At Sun Valley Elementary School, Linnea would sometimes run away and hide when other kids laughed or teased her when she stuttered. It was painful time. Unlike 60 percent of the people who stutter – about 3 million American adults do – genetics play no part in her speech problem; nobody in her family stutters. (Researchers don't know exactly why people stutter except that people who stutter process language and speech in a different part of the brain than those who don't.)
"I thought there was something particularly wrong with me," says Linnea, whose mother, journalist Melaine Haiken, began taking her to speech therapists when the girl was three. Linnea began learning fluency techniques aimed at slowing down speech and getting it to flow more easily. Those techniques have been helpful, but Linnea's blocks and ticks increased in grade school. Her mother sought out experts, who recommended everything from medication to nutritional supplements.
"The more I tried to help, the more I was making Linnea feel like she had this horrible problem," says Haiken, who no longer believes, as she did then, that if you work hard enough with your child, you can cure her stuttering.
"I think that's what made me stop talking," says Linnea, who hit the occasional block during this conversation but plugged right along. "If there was something wrong with the way I talk, why should I talk at all? That kind of makes sense, in a twisted, logical way."
Things began to change when Linnea and her mom began attending the annual conference of Friends: the National Organization of Young People Who Stutter. Linnea, who was seven at the time, had never met anyone else who stuttered.
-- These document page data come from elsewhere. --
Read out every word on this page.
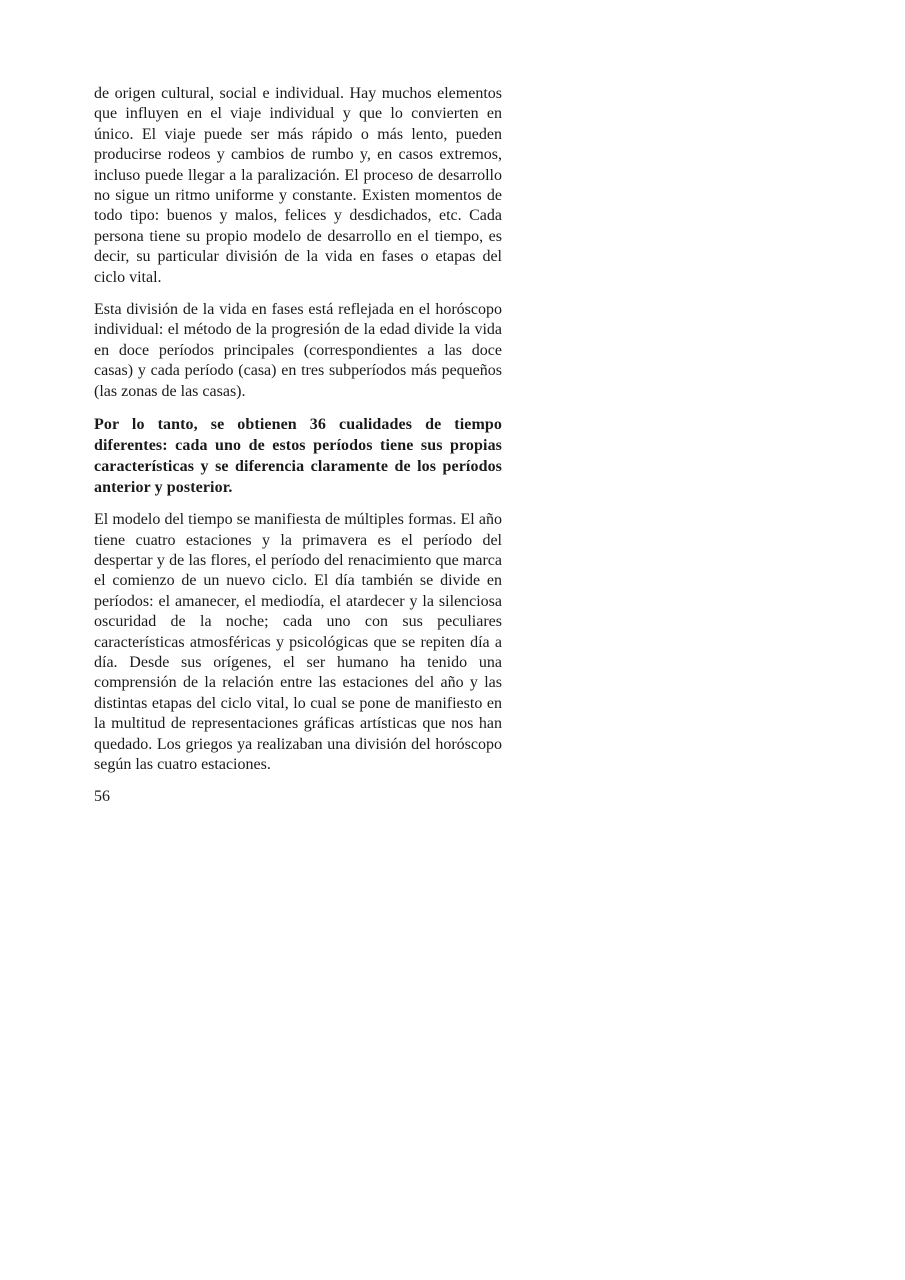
de origen cultural, social e individual. Hay muchos elementos que influyen en el viaje individual y que lo convierten en único. El viaje puede ser más rápido o más lento, pueden producirse rodeos y cambios de rumbo y, en casos extremos, incluso puede llegar a la paralización. El proceso de desarrollo no sigue un ritmo uniforme y constante. Existen momentos de todo tipo: buenos y malos, felices y desdichados, etc. Cada persona tiene su propio modelo de desarrollo en el tiempo, es decir, su particular división de la vida en fases o etapas del ciclo vital.

Esta división de la vida en fases está reflejada en el horóscopo individual: el método de la progresión de la edad divide la vida en doce períodos principales (correspondientes a las doce casas) y cada período (casa) en tres subperíodos más pequeños (las zonas de las casas).

Por lo tanto, se obtienen 36 cualidades de tiempo diferentes: cada uno de estos períodos tiene sus propias características y se diferencia claramente de los períodos anterior y posterior.

El modelo del tiempo se manifiesta de múltiples formas. El año tiene cuatro estaciones y la primavera es el período del despertar y de las flores, el período del renacimiento que marca el comienzo de un nuevo ciclo. El día también se divide en períodos: el amanecer, el mediodía, el atardecer y la silenciosa oscuridad de la noche; cada uno con sus peculiares características atmosféricas y psicológicas que se repiten día a día. Desde sus orígenes, el ser humano ha tenido una comprensión de la relación entre las estaciones del año y las distintas etapas del ciclo vital, lo cual se pone de manifiesto en la multitud de representaciones gráficas artísticas que nos han quedado. Los griegos ya realizaban una división del horóscopo según las cuatro estaciones.

56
"It was a totally new experience," Linnea says. " People wouldn't lose eye contact with you when you started to block. They were truly interested in what you had to say, not how you were saying it."
The same feeling of kinship prevails at Camp Our Time, founded by New York actor Taro Alexander, who's stuttered since he was five.
"The main philosophy of the camp is to accept yourself, to know that stuttering never has to hold you back from anything you want to do," Alexander says. "As long as you have confidence in your self and know how to communicate, the sky is the limit."
He calls Linnea "one of the most remarkable young ladies I've ever met. She's smart, courageous and has a great sense of humor. She's a leader at camp. Time and time again, she's willing to reach out and offer help to a child who's really scared. She's going to be a huge success at whatever she decides to do."
These days, Linnea, a talented painter who may want to write fiction for a living, isn't as scared of stuttering as she once was. "It's a combination of growing confidence and growing up," she says with a smile.